Sur la Route des Hommes

Le jour était levé depuis une heure environ, et Grinarr avec lui, quand le tigre tomba sur sa toute première route dans le pays des sans-fourrures. La première de son voyage d’ailleurs Du moins à ce qui lui semblait, il était chez les humains. Il voyageait sans carte. Il pouvait s’être fourvoyé. C’était pas tout le monde qui avait la chance de posséder une carte du royaume tout entier. A deux lieues de cette route - apparemment praticable et pratiquée - il avait croisé une masure en ruine, un genre de moulin, dont les vestige d’une roue à eau et la toiture écroulée lui avaient semblé de facture humaine. Mais il pouvait se tromper. Il connaissait peu les elfes aussi. Le temps s’était couvert, un ciel argenté ne laissait voir du soleil d’hiver qu’un halo éblouissant, et la température était de saison : proche de zero. Certaines falques d’eau encore à l’ombre étaient encore gelées, et le givre scintillait par plaque cristalline un peu partout sur les hautes herbes de la plaines.
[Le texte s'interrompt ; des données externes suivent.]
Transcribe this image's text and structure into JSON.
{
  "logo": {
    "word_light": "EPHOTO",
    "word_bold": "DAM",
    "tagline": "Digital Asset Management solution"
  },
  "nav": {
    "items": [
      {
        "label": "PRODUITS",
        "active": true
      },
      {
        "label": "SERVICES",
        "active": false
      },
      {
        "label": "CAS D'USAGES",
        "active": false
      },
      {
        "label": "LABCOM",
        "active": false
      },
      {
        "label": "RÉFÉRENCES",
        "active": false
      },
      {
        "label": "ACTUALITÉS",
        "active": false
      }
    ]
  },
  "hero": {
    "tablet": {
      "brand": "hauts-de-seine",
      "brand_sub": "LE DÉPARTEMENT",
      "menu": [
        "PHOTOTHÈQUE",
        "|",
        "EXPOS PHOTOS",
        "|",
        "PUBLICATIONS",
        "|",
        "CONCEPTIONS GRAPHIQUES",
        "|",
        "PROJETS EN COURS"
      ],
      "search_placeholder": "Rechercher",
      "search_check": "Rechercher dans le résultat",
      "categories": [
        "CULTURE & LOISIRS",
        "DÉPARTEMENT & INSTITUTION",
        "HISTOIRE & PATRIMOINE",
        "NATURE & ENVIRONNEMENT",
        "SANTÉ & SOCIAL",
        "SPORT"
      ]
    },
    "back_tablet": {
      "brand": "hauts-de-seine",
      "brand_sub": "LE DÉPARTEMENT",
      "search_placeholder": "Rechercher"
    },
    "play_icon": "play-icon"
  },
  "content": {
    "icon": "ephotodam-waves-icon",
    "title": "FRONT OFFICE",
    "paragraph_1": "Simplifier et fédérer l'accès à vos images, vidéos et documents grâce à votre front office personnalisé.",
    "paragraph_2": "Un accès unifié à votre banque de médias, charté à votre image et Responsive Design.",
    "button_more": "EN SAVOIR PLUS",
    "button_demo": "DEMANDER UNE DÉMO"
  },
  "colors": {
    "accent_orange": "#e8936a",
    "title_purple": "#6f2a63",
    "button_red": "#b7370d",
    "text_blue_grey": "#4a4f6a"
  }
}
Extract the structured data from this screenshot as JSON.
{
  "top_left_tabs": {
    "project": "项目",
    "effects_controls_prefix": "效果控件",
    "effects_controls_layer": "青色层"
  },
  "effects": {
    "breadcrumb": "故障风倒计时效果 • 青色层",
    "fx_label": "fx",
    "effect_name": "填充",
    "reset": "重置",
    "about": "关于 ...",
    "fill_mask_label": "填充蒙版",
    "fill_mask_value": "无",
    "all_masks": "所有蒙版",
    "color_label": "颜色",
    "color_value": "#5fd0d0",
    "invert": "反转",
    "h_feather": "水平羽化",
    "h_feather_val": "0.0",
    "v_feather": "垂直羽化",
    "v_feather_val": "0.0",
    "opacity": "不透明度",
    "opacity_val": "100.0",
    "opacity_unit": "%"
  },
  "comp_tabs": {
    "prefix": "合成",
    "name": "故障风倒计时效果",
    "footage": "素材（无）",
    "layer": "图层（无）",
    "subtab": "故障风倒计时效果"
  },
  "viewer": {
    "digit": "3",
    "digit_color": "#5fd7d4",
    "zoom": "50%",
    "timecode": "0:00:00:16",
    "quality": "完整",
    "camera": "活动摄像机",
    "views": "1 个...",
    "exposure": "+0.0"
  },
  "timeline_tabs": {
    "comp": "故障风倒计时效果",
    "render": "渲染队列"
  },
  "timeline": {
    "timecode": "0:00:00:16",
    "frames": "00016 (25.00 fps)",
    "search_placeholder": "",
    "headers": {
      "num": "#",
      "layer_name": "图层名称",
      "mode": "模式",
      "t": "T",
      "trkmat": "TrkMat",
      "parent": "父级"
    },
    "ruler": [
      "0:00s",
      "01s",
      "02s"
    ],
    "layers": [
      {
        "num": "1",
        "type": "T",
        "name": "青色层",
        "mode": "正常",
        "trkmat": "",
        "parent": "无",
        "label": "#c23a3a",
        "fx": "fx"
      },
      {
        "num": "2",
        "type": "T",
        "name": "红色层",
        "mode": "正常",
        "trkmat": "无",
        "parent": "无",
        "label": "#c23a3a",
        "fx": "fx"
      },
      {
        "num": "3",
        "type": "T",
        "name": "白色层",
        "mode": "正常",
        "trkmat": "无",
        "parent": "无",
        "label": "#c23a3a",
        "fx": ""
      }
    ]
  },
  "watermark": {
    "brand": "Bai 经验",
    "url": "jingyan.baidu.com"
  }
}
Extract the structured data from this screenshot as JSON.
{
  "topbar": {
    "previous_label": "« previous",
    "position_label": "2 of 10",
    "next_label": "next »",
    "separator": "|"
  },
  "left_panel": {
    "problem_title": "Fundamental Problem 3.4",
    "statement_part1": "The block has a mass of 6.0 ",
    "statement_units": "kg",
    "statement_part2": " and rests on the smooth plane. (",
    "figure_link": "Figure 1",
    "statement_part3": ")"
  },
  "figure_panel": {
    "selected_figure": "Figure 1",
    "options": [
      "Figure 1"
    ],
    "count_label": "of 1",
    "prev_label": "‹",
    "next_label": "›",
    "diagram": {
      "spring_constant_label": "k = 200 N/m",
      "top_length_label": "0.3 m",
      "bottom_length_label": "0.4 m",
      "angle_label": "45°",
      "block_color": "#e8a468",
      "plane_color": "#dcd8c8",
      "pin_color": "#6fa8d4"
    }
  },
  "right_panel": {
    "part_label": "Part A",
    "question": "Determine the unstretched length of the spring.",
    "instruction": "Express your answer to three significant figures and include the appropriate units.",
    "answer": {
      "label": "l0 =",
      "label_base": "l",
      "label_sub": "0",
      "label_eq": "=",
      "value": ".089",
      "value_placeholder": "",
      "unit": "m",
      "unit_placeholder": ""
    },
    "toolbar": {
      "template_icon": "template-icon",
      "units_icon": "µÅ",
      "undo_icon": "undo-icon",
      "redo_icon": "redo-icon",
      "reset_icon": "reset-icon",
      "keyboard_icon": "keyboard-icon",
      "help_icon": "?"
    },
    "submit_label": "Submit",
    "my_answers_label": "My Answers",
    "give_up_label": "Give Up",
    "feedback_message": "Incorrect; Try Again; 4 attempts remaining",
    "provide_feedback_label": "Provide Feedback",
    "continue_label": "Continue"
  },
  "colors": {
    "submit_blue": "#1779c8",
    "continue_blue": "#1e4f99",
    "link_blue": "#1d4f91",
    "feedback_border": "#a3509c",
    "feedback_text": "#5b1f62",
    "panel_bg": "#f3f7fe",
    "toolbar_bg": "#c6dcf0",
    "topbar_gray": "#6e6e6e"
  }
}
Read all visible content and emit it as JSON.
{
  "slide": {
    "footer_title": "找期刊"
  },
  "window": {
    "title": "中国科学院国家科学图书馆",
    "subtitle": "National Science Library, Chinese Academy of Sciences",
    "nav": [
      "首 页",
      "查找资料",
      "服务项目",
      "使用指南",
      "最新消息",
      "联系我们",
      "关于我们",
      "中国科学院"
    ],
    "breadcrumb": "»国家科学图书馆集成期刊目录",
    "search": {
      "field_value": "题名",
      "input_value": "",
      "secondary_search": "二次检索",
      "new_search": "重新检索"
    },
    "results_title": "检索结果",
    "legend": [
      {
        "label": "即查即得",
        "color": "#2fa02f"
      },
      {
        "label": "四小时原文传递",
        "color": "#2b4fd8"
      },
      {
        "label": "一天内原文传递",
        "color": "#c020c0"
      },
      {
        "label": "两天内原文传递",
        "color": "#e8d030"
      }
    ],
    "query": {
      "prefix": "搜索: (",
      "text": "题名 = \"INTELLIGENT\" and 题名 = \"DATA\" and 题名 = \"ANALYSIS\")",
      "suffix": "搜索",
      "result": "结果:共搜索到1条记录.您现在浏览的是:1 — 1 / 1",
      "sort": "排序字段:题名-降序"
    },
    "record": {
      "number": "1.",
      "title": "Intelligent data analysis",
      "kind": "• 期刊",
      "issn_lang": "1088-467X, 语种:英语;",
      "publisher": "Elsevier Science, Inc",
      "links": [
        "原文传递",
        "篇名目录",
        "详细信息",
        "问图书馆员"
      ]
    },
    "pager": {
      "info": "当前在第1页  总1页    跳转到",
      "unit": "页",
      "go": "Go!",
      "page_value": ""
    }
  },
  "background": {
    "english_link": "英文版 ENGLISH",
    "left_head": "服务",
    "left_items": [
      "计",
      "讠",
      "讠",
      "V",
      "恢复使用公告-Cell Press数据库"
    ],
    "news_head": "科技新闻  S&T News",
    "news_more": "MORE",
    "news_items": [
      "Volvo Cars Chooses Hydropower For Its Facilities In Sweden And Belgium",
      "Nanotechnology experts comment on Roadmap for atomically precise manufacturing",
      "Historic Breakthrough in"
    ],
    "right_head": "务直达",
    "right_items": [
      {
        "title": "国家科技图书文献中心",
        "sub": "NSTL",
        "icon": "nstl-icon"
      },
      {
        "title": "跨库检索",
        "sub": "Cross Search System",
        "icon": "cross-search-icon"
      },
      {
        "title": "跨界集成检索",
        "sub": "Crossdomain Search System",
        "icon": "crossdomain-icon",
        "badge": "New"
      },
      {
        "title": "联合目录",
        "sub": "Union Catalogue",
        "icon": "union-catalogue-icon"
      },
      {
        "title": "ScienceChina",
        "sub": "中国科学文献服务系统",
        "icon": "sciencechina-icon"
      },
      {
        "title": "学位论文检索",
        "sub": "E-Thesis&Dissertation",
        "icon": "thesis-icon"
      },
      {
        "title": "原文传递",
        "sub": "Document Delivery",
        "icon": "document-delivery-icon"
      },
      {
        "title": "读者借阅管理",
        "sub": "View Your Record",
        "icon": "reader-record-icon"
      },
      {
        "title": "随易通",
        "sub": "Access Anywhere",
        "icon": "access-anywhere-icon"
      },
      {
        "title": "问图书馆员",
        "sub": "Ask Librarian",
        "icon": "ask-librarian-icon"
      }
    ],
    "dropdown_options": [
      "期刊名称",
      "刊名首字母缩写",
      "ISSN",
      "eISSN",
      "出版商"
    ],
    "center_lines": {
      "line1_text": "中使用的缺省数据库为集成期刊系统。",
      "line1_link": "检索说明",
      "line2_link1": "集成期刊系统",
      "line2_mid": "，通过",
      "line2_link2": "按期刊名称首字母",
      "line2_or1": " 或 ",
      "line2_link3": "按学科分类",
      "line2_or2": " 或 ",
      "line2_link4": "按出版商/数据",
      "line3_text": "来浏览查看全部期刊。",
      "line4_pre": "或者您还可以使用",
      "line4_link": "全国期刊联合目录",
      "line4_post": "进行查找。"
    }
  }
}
Grinarr portait son armure de cuir et ses brassards cloutés, sa cape sans sa capuche, et son hakama. Son bâton ferré au poing, il s’accroupit sur cette route pour en examiner l’état. Il décela des traces de sabots et de roues, récentes. Des gens passaient ici, régulièrement. Il sentit monter en lui un mélange subtile d’excitation et d’appréhension. Qui allait-t-il rencontrer ? Comment étaient les humains ? Etaient-ils si étranges qu’on le disait chez lui ?  Calculateurs et belliqueux… dénués de cœur ? Il soupira, et se releva, arrangeant sa tenue, relevant le menton et bombant le torse… Avant de s’apercevoir que c’était inutile. Son amulette ne billant pas, personne n’approchait. Il reprit donc sa marche, empruntant cette route, dans le sens qui lui parut le plus plausiblement le conduire vers Luminarill. Il voulait en voir les temples, les prêtresses et les fidèles…

A présent qu’il était sur la route, Peut-être qu’il croiserait d’autres voyageurs ? Ou trouverait à monter dans une charrette allant dans la même direction que lui ? Il l’espéra. Voilà quelques jours qu’il marchait totalement seul et silencieux. Il commençait à avoir envie de compagnie. Il marcha seul encore une bonne heure, contemplant le paysage de plus en plus agricole et de moins en moins sauvage, quand soudain… Son amulette se mit à briller. Il sourire étira ses babine et il se mit à ronronner, tâchant de se convaincre que tout se passerait bien. Il tâcha de continuer à marcher paisiblement, « l’air de rien » pour ne pas avoir l’air de scruter les alentours ni d’attendre quelqu’un. Mais intérieurement, il brûlait de voir qui approchait, car il n’avait revu de sans fourrures depuis la puberté, lorsqu’il s’en était allé en pèlerinage au Sanctuaire du Mon Sacré. Il en avait un souvenir un peu flou, et se rappelait surtout de cette absence de pelage, qui lui filait des frissons alors, lui donnant l’impression qu’ils devaient avoir constamment froid. Il appréhendait leur mentalité aussi. Il avait entendu tant de choses à leur sujet. Il s’efforçait de n’en rien croire, pour laisser à la rencontre toutes ses chances d’être « ce qu’elle serait » sans la conditionner par avance de tous les « on dit » qu’il avait entendu. Il entendit un chien aboyer au loin. Une légère brise se leva qui fit bruisser les hautes herbes.  A son approche des petits animaux, invisibles, bruissaient sures bas côté de la route, fuyant sa présence. Les oiseaux étaient moins présents qu’au printemps mais on en entendait quelques un chanter quand même. Il eut un regard en arrière, comme la lueur de son amulette ne faiblissait pas et qu’il ne voyait rien venir devant. Mais la route formait un virage à cet endroit l’empêchant de voir à 50 mètres…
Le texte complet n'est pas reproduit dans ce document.